Цыганка сверкала очами, вглядываясь через мутное стекло в окаменевшего Костю. Торчащие из трусов белые Костины ноги почему-то страшно замерзли, как будто высунуты были из жарко натопленного чума под северное сияние. Правая рука цыганки оставила раму и принялась грозить пальцем. Минуту она силилась удержаться левой рукой, но силенок не хватило, цыганка сорвалась и с воплем полетела с двенадцатого Костиного этажа.
– А что я каждый раз тебе толкую, дурында, – прошептал до того не произнесший ни звука Костя. Посидев некоторое время, он вдруг заметил нечто странное: мебель и все барахло было на месте, только комната стала вдвое просторнее. “Ну да, – сообразил Костя, – я ведь мечтал о большой комнате. И вот сбылось!” Он вытянул шею и заглянул в коридор. Коридор оказался таким длинным, что где-то далеко-далеко, как в пресловутом перевернутом бинокле, виднелась входная дверь.
“Тьфу ты, черт, это ж сон!” Костя подобрал с пола сползший плед и с облегчением упал головой в подушку. И тут же вскочил, проснувшись взаправду.

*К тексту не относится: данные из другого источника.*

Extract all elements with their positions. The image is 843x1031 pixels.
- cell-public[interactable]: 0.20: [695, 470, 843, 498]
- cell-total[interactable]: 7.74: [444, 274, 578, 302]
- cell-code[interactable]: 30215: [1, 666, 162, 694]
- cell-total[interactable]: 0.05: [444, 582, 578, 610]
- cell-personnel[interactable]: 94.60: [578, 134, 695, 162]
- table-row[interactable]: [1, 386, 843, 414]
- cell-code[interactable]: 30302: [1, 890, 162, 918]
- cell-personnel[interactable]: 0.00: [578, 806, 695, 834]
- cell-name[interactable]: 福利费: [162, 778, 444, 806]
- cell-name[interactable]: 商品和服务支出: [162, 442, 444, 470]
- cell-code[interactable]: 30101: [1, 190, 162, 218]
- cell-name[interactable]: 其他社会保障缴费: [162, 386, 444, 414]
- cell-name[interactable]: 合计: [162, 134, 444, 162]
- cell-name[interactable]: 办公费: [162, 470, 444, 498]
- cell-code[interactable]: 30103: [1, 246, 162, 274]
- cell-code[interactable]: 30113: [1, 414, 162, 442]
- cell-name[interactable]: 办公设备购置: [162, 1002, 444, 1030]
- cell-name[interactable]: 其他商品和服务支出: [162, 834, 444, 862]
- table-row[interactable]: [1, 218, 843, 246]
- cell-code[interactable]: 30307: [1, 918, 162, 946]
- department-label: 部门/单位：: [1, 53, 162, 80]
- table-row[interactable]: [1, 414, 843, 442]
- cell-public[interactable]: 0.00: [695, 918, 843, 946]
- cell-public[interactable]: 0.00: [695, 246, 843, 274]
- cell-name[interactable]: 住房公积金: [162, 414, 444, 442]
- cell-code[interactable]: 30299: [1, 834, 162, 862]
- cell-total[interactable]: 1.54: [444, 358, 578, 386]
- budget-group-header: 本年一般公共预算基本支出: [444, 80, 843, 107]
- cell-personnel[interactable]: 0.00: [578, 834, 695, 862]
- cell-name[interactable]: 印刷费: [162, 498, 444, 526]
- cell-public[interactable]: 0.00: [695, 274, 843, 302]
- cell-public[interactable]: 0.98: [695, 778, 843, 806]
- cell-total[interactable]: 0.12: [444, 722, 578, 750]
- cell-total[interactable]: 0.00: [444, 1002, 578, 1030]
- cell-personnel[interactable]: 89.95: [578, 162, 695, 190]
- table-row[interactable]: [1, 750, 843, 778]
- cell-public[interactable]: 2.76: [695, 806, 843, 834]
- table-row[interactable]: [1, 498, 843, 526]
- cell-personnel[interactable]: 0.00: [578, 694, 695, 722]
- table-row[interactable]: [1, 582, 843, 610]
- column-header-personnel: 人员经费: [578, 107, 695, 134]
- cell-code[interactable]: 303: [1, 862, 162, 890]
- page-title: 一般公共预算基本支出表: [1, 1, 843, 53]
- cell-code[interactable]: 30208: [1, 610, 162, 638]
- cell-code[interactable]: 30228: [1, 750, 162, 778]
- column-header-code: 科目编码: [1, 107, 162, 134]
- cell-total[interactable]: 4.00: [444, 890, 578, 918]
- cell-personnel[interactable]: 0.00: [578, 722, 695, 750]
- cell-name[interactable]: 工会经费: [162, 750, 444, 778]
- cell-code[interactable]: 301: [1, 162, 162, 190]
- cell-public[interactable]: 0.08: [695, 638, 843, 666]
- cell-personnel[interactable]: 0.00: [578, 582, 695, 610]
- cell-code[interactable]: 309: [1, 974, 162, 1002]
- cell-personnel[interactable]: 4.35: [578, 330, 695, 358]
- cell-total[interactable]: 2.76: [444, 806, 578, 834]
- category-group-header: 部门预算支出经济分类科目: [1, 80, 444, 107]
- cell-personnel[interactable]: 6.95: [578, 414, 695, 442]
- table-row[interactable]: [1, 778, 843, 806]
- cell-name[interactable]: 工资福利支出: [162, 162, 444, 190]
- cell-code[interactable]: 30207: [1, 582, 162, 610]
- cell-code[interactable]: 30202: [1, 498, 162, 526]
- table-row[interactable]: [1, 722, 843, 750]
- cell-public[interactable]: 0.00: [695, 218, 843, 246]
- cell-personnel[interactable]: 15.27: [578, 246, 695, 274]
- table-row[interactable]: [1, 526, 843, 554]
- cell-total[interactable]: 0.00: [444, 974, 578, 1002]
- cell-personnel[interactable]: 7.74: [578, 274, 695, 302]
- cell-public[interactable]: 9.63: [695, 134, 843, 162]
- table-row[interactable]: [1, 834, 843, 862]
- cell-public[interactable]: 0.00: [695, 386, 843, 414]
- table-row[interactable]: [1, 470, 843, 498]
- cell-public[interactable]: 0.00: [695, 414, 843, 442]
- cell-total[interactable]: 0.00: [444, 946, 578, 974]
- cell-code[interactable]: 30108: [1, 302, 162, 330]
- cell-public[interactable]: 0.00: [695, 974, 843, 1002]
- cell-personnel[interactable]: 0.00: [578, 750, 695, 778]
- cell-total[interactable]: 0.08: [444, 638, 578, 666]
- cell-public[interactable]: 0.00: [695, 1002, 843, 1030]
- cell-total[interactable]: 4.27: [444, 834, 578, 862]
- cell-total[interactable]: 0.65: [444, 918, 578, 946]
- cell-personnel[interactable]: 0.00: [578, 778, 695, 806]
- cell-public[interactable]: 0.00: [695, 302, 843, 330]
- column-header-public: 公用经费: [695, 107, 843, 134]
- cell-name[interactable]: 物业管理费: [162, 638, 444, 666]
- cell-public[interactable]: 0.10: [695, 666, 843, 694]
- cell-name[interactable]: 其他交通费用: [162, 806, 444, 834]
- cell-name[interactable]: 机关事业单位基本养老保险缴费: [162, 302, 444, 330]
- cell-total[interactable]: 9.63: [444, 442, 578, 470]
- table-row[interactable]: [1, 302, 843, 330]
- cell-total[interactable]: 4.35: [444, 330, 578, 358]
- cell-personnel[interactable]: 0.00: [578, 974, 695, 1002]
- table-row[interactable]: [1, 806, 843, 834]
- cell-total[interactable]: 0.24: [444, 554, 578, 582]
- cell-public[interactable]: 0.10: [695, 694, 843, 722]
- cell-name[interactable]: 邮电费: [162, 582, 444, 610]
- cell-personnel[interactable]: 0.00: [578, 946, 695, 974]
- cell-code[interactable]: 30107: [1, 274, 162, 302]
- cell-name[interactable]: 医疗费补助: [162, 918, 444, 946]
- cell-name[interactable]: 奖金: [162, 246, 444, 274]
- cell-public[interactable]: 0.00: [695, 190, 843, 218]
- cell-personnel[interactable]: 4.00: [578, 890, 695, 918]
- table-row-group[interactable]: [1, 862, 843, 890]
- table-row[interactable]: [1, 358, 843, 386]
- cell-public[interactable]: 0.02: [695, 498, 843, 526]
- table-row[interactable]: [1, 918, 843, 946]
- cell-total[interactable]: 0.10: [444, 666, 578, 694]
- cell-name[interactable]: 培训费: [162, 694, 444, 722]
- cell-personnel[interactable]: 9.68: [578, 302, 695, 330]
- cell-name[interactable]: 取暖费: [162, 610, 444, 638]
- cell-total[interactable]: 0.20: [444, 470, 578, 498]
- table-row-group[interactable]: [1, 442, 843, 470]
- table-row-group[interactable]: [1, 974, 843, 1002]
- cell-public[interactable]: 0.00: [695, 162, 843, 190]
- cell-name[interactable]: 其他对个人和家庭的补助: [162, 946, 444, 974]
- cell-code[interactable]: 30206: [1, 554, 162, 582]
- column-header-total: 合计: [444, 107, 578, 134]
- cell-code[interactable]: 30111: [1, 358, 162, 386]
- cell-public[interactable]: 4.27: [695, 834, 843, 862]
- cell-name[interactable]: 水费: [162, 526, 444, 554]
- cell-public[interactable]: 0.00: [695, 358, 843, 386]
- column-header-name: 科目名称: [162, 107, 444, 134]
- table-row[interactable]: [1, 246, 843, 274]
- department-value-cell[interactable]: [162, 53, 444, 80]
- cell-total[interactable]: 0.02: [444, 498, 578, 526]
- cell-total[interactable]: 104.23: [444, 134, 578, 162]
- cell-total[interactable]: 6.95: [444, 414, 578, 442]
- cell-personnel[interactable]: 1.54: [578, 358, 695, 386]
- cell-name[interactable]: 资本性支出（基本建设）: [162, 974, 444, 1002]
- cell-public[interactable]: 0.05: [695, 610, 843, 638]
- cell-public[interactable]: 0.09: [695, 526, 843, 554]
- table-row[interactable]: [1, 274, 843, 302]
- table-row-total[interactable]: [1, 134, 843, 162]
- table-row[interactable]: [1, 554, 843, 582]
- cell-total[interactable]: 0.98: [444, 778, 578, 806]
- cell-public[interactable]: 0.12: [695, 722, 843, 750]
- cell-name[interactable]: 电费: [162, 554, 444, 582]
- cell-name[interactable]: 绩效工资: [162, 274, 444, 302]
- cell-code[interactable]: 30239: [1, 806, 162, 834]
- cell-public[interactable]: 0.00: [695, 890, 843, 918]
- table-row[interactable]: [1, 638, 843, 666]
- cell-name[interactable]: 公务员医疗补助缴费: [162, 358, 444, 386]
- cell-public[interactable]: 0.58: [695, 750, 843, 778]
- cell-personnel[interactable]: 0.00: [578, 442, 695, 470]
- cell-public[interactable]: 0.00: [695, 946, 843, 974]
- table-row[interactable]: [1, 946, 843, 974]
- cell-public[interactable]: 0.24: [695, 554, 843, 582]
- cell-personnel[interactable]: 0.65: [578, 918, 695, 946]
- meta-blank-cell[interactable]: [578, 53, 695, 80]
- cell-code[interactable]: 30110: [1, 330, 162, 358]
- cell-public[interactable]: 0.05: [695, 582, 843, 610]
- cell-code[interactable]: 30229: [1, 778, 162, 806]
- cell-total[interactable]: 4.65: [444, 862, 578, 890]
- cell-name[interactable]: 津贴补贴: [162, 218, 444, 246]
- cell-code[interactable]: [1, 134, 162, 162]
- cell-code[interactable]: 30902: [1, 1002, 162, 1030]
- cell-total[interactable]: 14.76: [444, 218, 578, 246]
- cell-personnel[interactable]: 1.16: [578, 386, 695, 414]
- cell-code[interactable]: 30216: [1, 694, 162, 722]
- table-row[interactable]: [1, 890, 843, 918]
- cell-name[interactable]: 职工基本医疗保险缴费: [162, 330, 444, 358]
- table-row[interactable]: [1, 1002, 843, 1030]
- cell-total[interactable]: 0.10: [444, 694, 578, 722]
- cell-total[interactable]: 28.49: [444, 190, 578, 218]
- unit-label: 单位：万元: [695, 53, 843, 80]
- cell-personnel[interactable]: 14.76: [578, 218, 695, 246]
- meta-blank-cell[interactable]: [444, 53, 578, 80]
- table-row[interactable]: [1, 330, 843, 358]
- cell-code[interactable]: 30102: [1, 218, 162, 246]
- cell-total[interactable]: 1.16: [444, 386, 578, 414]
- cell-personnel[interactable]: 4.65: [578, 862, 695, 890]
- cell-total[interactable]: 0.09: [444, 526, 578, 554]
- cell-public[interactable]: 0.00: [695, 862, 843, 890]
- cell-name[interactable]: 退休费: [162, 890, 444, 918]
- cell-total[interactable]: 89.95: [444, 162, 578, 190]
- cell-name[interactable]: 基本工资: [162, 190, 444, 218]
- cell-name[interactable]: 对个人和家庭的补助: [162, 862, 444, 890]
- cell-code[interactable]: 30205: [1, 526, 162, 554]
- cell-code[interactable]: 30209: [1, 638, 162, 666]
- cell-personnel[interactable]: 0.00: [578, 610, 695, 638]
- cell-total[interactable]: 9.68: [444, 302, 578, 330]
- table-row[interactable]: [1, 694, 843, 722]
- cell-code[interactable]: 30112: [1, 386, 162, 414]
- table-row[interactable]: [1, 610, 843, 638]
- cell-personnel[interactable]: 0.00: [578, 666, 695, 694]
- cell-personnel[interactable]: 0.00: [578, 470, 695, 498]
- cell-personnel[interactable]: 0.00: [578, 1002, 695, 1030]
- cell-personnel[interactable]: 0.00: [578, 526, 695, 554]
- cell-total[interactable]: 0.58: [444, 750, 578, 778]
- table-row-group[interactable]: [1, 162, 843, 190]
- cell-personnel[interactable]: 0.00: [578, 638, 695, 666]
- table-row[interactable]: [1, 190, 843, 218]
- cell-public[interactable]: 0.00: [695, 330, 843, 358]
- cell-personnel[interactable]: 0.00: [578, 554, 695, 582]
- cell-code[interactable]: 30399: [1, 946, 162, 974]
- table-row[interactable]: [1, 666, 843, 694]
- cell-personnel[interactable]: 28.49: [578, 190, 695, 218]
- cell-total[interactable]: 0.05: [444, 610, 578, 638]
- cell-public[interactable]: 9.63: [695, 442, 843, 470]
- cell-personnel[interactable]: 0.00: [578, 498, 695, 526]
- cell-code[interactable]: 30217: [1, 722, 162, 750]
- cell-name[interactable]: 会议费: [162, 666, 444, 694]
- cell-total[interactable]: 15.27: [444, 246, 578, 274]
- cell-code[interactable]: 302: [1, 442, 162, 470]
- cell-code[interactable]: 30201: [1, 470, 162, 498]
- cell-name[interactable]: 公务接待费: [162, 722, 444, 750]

Было утро, стало быть, пора на работу. Костя поднялся и начал жить: набулькал в чайник воды, поставил кипятить и отправился бриться.
Намылил щеки, провел борозду и тут же порезался. Вспомнил цыганку, чертыхнулся. Засвистел чайник. Прижав к щеке покрасневший кусочек ваты, побежал выключать газ. Вернулся в ванную, добрился, думая о цыганке, заклеил порез пластырем. “Чего это она вылезла?
Соскучилась, что ли?”
В Тбилиси то было. Много лет тому назад Костю пригласили на
“Грузия-фильм” нарисовать кино о печальной, но отчаянно романтической жизни двух влюбленных мышей, страдавших под игом старого феодала-крысы, всечасно жаждущего любовных утех. Однажды, после кутежа с братьями художниками на старинного литья балкончике, висевшем над отражавшей звезды и фонари Курой, сверкающим утром поднялись они в кабинке фуникулера на вершину Мтацминды. Компании требовалась немедленная помощь: почти до утра слышала благоухающая розами и оглушенная цикадами ночь многоголосье Костиных приятелей.